School cries: ‘We will recover; we will survive’
by LAUREN FULBRIGHT and NIKKI SCHWAB
BLACKSBURG, Va. - Nestled in the Blue Ridge Mountains, this small community shows few signs of the tragedy that left 33 people dead Monday.
On Virginia Tech’s main drag, a sea of students dressed in orange and maroon make it look like any normal football game day.
But yellow ‘in loving memory’ ribbons draped from the lampposts and signs of local businesses offering condolences serve as reminders of a tragedy.
Senior Cho Seung Hui, an English major, is suspected of fatally shooting two fellow Virginia Tech students Monday morning in Ambler-Johnston Hall. According to police, he then walked to the Norris Hall engineering building, where he killed or injured professors and students, then shot himself, making it the deadliest shooting in U.S. history.
For some, life goes on normally: A group of friends enjoys afternoon beers at the Top of the Stairs, a local bar favored by students.
As 8 p.m. nears, however, the mood turns somber as students stream down the streets that lead to Drill Field for a student-led candlelight vigil.
As students unload boxes of candles from a truck, Virginia State Police officers Justin Stiltner and Solomon Albert, who drove Monday from Fredericksburg, eye the growing crowd.
Stiltner says he has investigated triple homicides, but he has never seen a tragedy of this magnitude.

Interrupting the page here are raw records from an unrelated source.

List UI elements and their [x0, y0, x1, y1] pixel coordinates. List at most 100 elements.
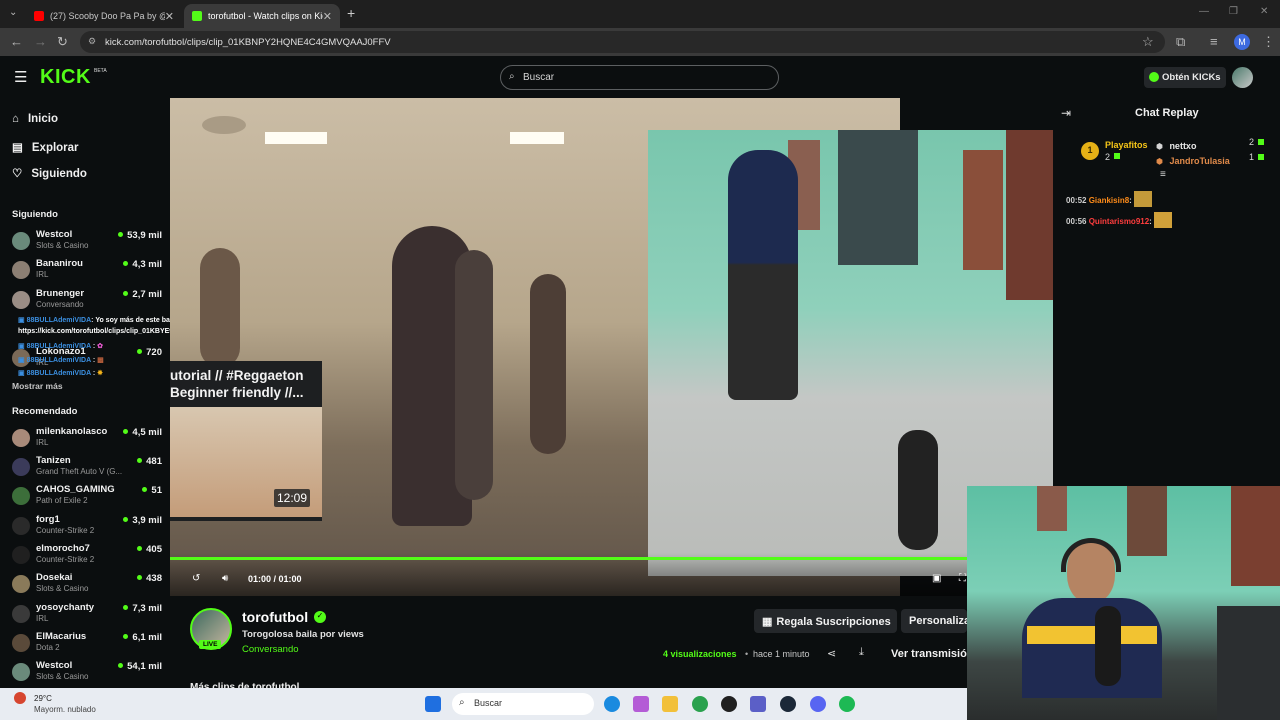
jersey-stripe: [1027, 626, 1157, 644]
discord-icon[interactable]: [810, 696, 826, 712]
leader-count: 1: [1248, 152, 1254, 162]
chat-title: Chat Replay: [1135, 107, 1199, 119]
stream-category[interactable]: Conversando: [242, 644, 299, 655]
nav-explore[interactable]: ▤ Explorar: [12, 140, 79, 154]
channel-info: LIVE torofutbol ✓ Torogolosa baila por v…: [170, 596, 1053, 693]
channel-name[interactable]: torofutbol: [242, 609, 308, 625]
chat-badge-icon: ▣: [18, 370, 25, 377]
compass-icon: ▤: [12, 142, 23, 154]
spotify-icon[interactable]: [839, 696, 855, 712]
following-channel-westcol[interactable]: Westcol Slots & Casino 53,9 mil: [12, 229, 162, 255]
browser-tab-kick[interactable]: torofutbol - Watch clips on Kick ✕: [184, 4, 340, 28]
following-channel-brunenger[interactable]: Brunenger Conversando 2,7 mil: [12, 288, 162, 314]
back-arrow-icon[interactable]: ←: [10, 34, 23, 49]
weather-temp[interactable]: 29°C: [34, 694, 52, 703]
replay-icon[interactable]: ↺: [192, 573, 200, 584]
bookmark-star-icon[interactable]: ☆: [1142, 34, 1154, 50]
media-control-icon[interactable]: ≡: [1210, 34, 1218, 49]
nav-home[interactable]: ⌂ Inicio: [12, 113, 58, 125]
recommended-channel[interactable]: milenkanolasco IRL 4,5 mil: [12, 426, 162, 452]
restore-window-icon[interactable]: ❐: [1229, 6, 1238, 17]
get-kicks-button[interactable]: Obtén KICKs: [1144, 67, 1226, 88]
profile-avatar[interactable]: M: [1234, 34, 1250, 50]
volume-icon[interactable]: 🔊︎: [222, 573, 228, 584]
heart-icon: ♡: [12, 168, 23, 180]
dancer-figure: [455, 250, 493, 500]
leader-count: 2: [1248, 137, 1254, 147]
user-avatar[interactable]: [1232, 67, 1253, 88]
browser-tab-strip: ⌄ (27) Scooby Doo Pa Pa by @Dj ✕ torofut…: [0, 0, 1280, 28]
headphones: [1061, 538, 1121, 572]
steam-icon[interactable]: [780, 696, 796, 712]
chrome-icon[interactable]: [692, 696, 708, 712]
kick-logo[interactable]: KICK: [40, 66, 91, 89]
tab-list-chevron-icon[interactable]: ⌄: [9, 7, 17, 18]
browser-menu-icon[interactable]: ⋮: [1262, 34, 1275, 50]
close-window-icon[interactable]: ✕: [1260, 6, 1268, 17]
recommended-channel[interactable]: Dosekai Slots & Casino 438: [12, 572, 162, 598]
recommended-channel[interactable]: CAHOS_GAMING Path of Exile 2 51: [12, 484, 162, 510]
chat-badge-icon: ▣: [18, 343, 25, 350]
avatar: [12, 517, 30, 535]
dancer-figure: [530, 274, 566, 454]
file-explorer-icon[interactable]: [662, 696, 678, 712]
video-progress-bar[interactable]: [170, 557, 1053, 560]
watch-stream-button[interactable]: Ver transmisión: [891, 648, 967, 660]
edge-icon[interactable]: [604, 696, 620, 712]
gift-subscriptions-button[interactable]: ▦ Regala Suscripciones: [754, 609, 897, 633]
teams-icon[interactable]: [750, 696, 766, 712]
recommended-channel[interactable]: forg1 Counter-Strike 2 3,9 mil: [12, 514, 162, 540]
close-tab-icon[interactable]: ✕: [323, 10, 332, 23]
chat-badge-icon: ▣: [18, 357, 25, 364]
kicks-coin-icon: [1149, 72, 1159, 82]
recommended-channel[interactable]: Westcol Slots & Casino 54,1 mil: [12, 660, 162, 686]
kick-favicon-icon: [192, 11, 202, 21]
leaderboard-first: 1 Playafitos 2: [1081, 140, 1163, 170]
home-icon: ⌂: [12, 113, 19, 125]
recommended-channel[interactable]: yosoychanty IRL 7,3 mil: [12, 602, 162, 628]
show-more-link[interactable]: Mostrar más: [12, 381, 63, 391]
avatar: [12, 546, 30, 564]
weather-icon[interactable]: [14, 692, 26, 704]
copilot-icon[interactable]: [633, 696, 649, 712]
extensions-icon[interactable]: ⧉: [1176, 34, 1185, 50]
clip-icon[interactable]: ▣: [932, 573, 941, 584]
minimize-window-icon[interactable]: —: [1199, 6, 1209, 17]
video-thumbnail-card[interactable]: utorial // #Reggaeton Beginner friendly …: [170, 361, 322, 521]
app-icon[interactable]: [721, 696, 737, 712]
share-icon[interactable]: ⋖: [827, 647, 836, 660]
nav-following[interactable]: ♡ Siguiendo: [12, 166, 87, 180]
windows-start-icon[interactable]: [425, 696, 441, 712]
download-icon[interactable]: ⤓: [859, 646, 864, 659]
browser-tab-youtube[interactable]: (27) Scooby Doo Pa Pa by @Dj ✕: [26, 4, 182, 28]
avatar: [12, 232, 30, 250]
personalize-button[interactable]: Personaliza: [901, 609, 967, 633]
avatar: [12, 487, 30, 505]
taskbar-search[interactable]: ⌕ Buscar: [452, 693, 594, 715]
leader-name: JandroTulasia: [1169, 156, 1230, 166]
new-tab-icon[interactable]: +: [347, 5, 355, 21]
recommended-channel[interactable]: ElMacarius Dota 2 6,1 mil: [12, 631, 162, 657]
site-info-icon[interactable]: ⚙: [88, 36, 96, 47]
thumbnail-title: utorial // #Reggaeton Beginner friendly …: [170, 368, 304, 400]
fullscreen-icon[interactable]: ⛶: [959, 573, 966, 584]
following-channel-bananirou[interactable]: Bananirou IRL 4,3 mil: [12, 258, 162, 284]
recommended-channel[interactable]: elmorocho7 Counter-Strike 2 405: [12, 543, 162, 569]
collapse-chat-icon[interactable]: ⇥: [1061, 106, 1071, 120]
forward-arrow-icon[interactable]: →: [34, 34, 47, 49]
search-input[interactable]: ⌕ Buscar: [500, 65, 779, 90]
reload-icon[interactable]: ↻: [57, 34, 68, 50]
streamer-body: [1022, 598, 1162, 698]
leaderboard-second: ⬢ nettxo 2: [1156, 136, 1266, 151]
recommended-channel[interactable]: Tanizen Grand Theft Auto V (G... 481: [12, 455, 162, 481]
expand-leaderboard-icon[interactable]: ≡: [1160, 169, 1166, 180]
medal-icon: ⬢: [1156, 157, 1163, 166]
video-player[interactable]: utorial // #Reggaeton Beginner friendly …: [170, 98, 1053, 596]
avatar: [12, 261, 30, 279]
weather-desc[interactable]: Mayorm. nublado: [34, 705, 96, 714]
url-input[interactable]: ⚙ kick.com/torofutbol/clips/clip_01KBNPY…: [80, 31, 1165, 53]
rank-badge: 1: [1081, 142, 1099, 160]
menu-hamburger-icon[interactable]: ☰: [14, 68, 27, 86]
close-tab-icon[interactable]: ✕: [165, 10, 174, 23]
emote-icon: ✿: [97, 343, 103, 350]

“No matter how much training experience you have, you can’t prepare yourself for something like this,” the 23-year-old policeman says. “It was unbelievable. It was more like a movie than real life.”
Virginia Tech faculty, students, alumni and their families join students from neighboring colleges, who show their support. The media follow. Some students gather with their friends, while others dash around Drill Field handing out candles and Pepsi and Coke cups that serve as candle holders.
The ceremony begins.
“Look out for each other,” Zenobia Hikes, vice president of student affairs, tells the crowd. “If you see your roommate or your classmate or your friend grieving or having a difficult time, help that person and make sure they get to counseling.”
As she speaks, mourners pass candles from one person to the next, slowly illuminating the field.
“We want the world to know we are Virginia Tech,” she says. “We will recover. We will survive with your prayers.”
A series of cheers bursts from the crowd.
At the end of the brief service, a student speaker asks for a moment of silence. The crowd lulls, then silence gives way to the trumpeting of taps.
A large group sings ‘Amazing Grace,’ which is interrupted by a group on the other side of Drill Field that chants football cheers.
“Hokies.”
“Hokies.”
“Hokies.”
The service concludes, and some students disperse, but others linger for hours.
An engineering student, Anurag Mishra, strides away from the field with his friends. Mishra, a student from India, lost a classmate in the shooting.
“I’m really feeling angry about the possibility that a person can get firearms so easily,” he says. “That is the thing I am most angry about.”
Nearby, Virginia Tech students Jessica Furr, Whitney Thomas and Brady Beemer stand in a semicircle. Furr is angry about how the media blamed Virginia Tech officials for not getting out the message of the first shooting earlier.
“We were informed as they thought fit,” she says. “Twenty-seven thousand people panicking and looking for a shooter is not exactly the ideal situation.”
Senior John Woods huddles amid a group of friends on the ground and wonders about what else the university could have done. Woods lost his former girlfriend and close friend, Maxine Turner, who was one of the students killed in a German class in Norris Hall.
“She was a senior,” he says quietly, then pauses. “She was supposed to be graduating in three weeks.”
“She skips her other classes all the time,” Woods says. “She’d go to the bar and get a drink or something because, what the hell, we’re seniors. But she doesn’t skip German class because she likes German class.”
Most victims were killed in Turner’s German class.
Woods spent Monday looking for Turner, who he describes as a bouncy, talkative person and a good friend. But it wasn’t until 10 p.m. that her mother called.
“Nobody ever said ‘Maxine is dead,’” he says. “Somebody answered the phone. Somebody was sobbing. Everyone was sobbing.”
Woods then notified other friends of Turner’s death.
“I called my friend, John. I forgot to ask if he was sitting down, and he almost drove off the road,” Woods says.
As more students leave the field, others linger to look at the messages left by their peers on white wooden boards. Onlookers continue to light candles at two shrines. Some candles illuminate pictures of the dead, and as the flames intensify, crowd members extinguish them with blue Gatorade.
A group of students forms a circle and begins singing ‘Amazing Grace’ and ‘Our God is an Awesome God.’
They pause when a lone bagpiper plays ‘Amazing Grace’ from afar.